FOREIGN EXCHANGE MARKET FACES CULTURAL CHANGE IN WAKE OF FIXING SCANDAL

Foreign Exchange | Capital Markets



How to take the gaming instinct out of foreign exchange traders has become the order of the day, following last month’s imposition of $4.3 billion in fines on six global banks for manipulating currency benchmarks.

In the UK, the center of the FX market, the Financial Conduct Authority blamed “ineffective controls at the banks” for allowing traders to put their banks’ interests ahead of those of their clients, other market participants and the UK financial system. “The banks failed to manage obvious risks around confidentiality, conflicts of interest and trading conduct,” the FCA says. “These failings allowed traders at those banks to behave unacceptably.” The FCA announced an industrywide remediation program “to get at the root causes” of the problem. It said it would require senior management of the banks to take responsibility for delivering the necessary changes. Clive Adamson, the FCA’s director of supervision, says: “The supervisory changes that we are announcing will help make sure that real cultural change is delivered across the industry and that senior management take responsibility for ensuring the highest standards of integrity operate across all of their businesses.”

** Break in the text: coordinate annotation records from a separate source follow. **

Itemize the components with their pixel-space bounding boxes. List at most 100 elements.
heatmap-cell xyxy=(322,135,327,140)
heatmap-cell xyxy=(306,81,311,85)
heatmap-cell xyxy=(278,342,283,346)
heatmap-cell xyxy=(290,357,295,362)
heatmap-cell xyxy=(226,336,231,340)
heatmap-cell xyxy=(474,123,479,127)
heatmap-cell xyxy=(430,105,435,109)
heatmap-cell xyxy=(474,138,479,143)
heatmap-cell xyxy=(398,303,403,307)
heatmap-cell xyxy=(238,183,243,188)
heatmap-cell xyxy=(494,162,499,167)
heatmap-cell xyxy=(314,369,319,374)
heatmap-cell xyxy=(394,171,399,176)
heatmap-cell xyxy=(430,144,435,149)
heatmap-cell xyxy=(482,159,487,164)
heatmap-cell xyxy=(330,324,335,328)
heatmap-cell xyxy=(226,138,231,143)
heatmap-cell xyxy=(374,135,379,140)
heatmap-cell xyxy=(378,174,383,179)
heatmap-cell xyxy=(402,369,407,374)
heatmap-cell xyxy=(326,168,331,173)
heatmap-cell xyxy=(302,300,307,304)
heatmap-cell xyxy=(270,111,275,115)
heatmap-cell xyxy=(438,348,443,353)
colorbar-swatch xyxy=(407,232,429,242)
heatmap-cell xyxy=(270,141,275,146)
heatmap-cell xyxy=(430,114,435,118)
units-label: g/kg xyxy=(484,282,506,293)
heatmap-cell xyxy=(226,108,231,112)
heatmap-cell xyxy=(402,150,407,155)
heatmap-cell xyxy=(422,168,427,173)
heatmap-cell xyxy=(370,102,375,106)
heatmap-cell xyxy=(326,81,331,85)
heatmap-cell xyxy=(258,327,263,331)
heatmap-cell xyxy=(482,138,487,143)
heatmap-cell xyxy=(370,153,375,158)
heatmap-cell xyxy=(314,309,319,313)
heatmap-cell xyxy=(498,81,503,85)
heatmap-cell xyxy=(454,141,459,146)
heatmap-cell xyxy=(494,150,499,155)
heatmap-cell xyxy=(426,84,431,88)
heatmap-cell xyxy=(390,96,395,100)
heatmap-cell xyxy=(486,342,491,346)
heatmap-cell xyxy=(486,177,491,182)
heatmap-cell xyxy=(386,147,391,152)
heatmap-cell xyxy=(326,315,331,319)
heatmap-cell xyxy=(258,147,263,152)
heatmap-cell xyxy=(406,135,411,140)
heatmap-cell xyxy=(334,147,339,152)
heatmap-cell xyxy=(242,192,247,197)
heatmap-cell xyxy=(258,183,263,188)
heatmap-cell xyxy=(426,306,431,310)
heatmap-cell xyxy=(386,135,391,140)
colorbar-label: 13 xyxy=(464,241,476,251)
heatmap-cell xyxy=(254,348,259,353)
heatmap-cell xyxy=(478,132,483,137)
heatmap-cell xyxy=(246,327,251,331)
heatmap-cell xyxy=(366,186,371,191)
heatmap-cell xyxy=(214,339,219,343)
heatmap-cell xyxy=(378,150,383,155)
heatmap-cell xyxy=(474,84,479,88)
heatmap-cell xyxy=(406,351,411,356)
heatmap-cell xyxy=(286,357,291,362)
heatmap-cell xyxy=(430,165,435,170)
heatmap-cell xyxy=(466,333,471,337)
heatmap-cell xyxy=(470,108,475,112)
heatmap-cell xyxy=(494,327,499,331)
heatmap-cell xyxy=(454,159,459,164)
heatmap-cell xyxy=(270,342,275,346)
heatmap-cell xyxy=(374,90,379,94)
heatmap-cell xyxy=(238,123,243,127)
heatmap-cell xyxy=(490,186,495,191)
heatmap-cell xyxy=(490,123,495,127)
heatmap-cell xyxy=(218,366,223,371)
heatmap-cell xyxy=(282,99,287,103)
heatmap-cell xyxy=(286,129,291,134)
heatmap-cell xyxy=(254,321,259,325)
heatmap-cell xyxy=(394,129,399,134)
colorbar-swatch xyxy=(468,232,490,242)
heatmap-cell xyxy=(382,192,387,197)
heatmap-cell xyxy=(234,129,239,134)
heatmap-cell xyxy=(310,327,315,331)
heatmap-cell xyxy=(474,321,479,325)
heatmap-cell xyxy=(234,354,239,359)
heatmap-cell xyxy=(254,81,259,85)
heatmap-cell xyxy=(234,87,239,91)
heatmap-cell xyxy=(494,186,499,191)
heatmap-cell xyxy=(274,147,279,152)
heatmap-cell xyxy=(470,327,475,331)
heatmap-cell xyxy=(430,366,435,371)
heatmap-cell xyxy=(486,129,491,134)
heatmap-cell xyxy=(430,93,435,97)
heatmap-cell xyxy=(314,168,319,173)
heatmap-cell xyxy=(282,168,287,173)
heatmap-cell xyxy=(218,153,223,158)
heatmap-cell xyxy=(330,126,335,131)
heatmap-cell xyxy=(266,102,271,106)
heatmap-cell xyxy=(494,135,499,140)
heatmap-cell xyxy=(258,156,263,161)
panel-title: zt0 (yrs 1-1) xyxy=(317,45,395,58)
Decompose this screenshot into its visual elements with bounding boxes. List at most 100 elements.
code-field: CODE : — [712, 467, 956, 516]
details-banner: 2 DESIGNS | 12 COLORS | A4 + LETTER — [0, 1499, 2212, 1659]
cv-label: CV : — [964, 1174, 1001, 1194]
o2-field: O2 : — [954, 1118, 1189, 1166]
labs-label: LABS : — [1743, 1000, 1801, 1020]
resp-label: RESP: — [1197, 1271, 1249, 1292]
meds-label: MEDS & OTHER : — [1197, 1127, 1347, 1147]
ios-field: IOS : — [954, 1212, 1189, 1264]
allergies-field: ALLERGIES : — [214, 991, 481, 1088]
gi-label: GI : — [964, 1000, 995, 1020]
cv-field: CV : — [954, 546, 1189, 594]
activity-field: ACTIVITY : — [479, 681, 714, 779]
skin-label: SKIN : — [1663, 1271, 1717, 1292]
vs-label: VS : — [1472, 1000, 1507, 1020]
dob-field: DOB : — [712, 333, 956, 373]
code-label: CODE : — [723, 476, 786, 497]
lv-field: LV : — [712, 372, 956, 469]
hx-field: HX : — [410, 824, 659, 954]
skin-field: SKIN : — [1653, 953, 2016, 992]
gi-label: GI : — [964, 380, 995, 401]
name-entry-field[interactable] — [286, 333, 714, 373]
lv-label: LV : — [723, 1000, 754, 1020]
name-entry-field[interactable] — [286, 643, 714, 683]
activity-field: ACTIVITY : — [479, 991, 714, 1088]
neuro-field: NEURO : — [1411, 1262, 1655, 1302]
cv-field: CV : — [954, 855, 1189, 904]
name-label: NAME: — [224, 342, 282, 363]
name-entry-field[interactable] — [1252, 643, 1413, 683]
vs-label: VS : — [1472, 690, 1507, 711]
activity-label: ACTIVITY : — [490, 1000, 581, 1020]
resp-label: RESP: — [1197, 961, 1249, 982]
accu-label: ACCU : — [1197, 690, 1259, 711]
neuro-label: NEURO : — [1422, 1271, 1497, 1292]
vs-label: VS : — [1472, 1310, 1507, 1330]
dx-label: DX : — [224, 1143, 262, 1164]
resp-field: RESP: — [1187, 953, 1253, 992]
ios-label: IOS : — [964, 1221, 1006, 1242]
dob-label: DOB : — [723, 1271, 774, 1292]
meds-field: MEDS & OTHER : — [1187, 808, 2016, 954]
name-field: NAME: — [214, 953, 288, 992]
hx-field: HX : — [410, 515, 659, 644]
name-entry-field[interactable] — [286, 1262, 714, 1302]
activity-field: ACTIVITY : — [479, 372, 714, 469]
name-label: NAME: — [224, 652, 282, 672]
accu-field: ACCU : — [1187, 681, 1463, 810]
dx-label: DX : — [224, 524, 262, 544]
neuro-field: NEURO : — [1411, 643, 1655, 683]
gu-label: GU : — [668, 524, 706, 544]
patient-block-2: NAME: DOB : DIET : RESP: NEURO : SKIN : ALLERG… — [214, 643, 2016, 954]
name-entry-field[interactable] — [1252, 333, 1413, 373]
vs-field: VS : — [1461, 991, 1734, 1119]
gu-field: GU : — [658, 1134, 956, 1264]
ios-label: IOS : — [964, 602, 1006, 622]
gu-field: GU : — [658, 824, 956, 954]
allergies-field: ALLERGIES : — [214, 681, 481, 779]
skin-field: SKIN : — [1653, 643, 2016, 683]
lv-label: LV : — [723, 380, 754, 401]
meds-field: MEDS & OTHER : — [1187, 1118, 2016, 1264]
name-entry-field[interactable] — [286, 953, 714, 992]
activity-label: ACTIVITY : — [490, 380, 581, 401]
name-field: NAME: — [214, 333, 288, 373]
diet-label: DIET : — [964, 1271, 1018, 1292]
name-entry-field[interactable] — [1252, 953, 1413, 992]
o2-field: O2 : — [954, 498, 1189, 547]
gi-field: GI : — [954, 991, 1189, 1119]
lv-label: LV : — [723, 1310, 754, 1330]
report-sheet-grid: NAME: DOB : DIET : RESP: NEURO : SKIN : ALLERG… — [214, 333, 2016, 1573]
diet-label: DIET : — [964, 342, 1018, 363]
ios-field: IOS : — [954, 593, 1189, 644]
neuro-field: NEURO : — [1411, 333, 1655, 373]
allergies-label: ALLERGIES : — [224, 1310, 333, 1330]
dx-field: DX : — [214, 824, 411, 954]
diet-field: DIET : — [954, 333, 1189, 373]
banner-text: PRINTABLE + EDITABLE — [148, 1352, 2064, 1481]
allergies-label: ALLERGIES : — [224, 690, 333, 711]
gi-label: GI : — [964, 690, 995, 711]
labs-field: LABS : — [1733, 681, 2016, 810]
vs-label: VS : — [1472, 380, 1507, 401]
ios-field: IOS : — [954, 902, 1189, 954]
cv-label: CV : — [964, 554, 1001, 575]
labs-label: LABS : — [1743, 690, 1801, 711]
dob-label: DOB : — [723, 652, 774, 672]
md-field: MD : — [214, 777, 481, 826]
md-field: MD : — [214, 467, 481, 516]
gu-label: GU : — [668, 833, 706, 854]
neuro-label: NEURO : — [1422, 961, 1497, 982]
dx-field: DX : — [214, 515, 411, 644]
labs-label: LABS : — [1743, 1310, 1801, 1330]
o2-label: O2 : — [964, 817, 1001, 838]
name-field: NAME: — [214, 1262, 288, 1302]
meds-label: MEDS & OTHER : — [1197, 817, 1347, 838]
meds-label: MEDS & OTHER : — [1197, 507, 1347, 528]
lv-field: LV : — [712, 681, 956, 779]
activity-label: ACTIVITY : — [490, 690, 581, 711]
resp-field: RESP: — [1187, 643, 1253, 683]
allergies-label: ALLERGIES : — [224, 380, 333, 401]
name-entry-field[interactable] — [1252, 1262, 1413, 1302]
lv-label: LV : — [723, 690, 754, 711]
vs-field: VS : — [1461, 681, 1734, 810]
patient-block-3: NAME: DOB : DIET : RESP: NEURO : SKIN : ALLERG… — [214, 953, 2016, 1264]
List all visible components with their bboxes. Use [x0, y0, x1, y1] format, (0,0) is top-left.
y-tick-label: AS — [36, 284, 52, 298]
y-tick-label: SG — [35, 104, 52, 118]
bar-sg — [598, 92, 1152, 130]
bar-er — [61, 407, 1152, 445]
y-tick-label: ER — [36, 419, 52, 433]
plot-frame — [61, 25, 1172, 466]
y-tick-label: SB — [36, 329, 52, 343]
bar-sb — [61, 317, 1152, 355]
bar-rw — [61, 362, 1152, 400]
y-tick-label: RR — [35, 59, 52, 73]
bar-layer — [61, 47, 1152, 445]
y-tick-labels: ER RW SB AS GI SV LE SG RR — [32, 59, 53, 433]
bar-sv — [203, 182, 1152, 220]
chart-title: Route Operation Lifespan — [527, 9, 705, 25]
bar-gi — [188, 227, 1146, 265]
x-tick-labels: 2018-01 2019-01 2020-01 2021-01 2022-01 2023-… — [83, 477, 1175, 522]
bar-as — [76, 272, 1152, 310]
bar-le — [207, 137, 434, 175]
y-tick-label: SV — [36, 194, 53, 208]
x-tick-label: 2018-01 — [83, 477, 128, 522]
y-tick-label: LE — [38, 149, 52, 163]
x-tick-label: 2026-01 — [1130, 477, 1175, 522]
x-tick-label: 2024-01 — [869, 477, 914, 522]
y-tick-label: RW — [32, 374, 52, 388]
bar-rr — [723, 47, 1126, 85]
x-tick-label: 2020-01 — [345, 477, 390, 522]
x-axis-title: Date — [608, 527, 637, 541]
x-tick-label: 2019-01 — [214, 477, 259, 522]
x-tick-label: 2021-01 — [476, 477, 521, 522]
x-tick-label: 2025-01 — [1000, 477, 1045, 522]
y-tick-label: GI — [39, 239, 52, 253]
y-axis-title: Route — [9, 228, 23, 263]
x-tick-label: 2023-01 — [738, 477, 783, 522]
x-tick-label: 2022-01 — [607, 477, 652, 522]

Traders at different banks formed tight-knit groups in which information was shared about client activity, including using code names to identify clients, the FCA said. “Traders shared the information obtained through these groups to help them work out their trading strategies,” it said. “It is clear from our findings [from a 13-month investigation] that there has been widespread poor practice in the spot FX market.”

Marshall Bailey, president of ACI Financial Markets Association, which represents market participants globally, says: “Ultimately, it came down to the behavior of individual market participants and the ability of their supervisors to enforce the standards required through oversight and governance.” He says this should not be seen to reflect the broader health of the FX industry, nor should it trigger wider structural reforms.

Harmonizing the rules, guidelines and conduct expected of market participants across borders is imperative, Bailey says, in order to stamp out unethical behavior.

David Gilmore, partner and economist at Foreign Exchange Analytics, notes: “The FX manipulation investigation has had a very limited impact on volume and volatility, as far as I can tell. It has changed the way banks behave in making markets, turning from informal forms of behavior and ethics to very formal ones.”

The investigation has also changed how people in the market communicate, Gilmore says. They now use more formal channels and are more conscious of their interactions, whether via chat rooms, email or phone conversations, he says.